The UK’s economy rebounded more slowly than expected in May, growing just 1.8% from the previous month, according to the latest figures from the Office for National Statistics (ONS).
As a result of big contractions in previous months, the UK economy is now 24.5% smaller than it was in February.
The increase comes after a fall of 6.9% in March and a record 20.4% decline in April as a result of lockdown.
In the three months to May, the economy shrank by 19.1% compared with the previous three-month period, the ONS said.
Suren Thiru, the British Chambers of Commerce Head of Economics, said: “The latest data confirms there was a modest rally in monthly UK GDP growth in May as restrictions started to ease. However, coming after unprecedented contractions in the previous two months, it does little to alter the UK’s historically downbeat growth trajectory.

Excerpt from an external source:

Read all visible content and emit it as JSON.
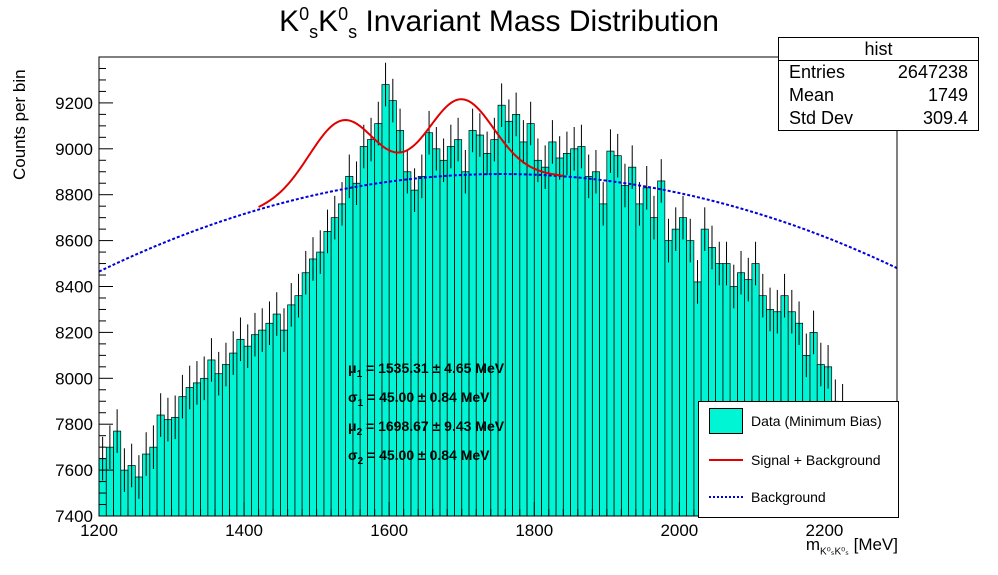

“The pick-up in output in May is more likely to reflect the partial release of pent-up demand as restrictions began to loosen, rather than evidence of a genuine recovery. While UK economic output may grow further in the short term as restrictions ease, this may dissipate as the economic scarring caused by the pandemic starts to bite, particularly as Government support winds down.
“Although some of the individual measures announced in the Summer Statement were welcome, more significant fiscal stimulus is likely to be needed to help kickstart a sustained recovery. This should include new incentives for business investment and reducing the overall cost of employment through a cut in employer National Insurance contributions.”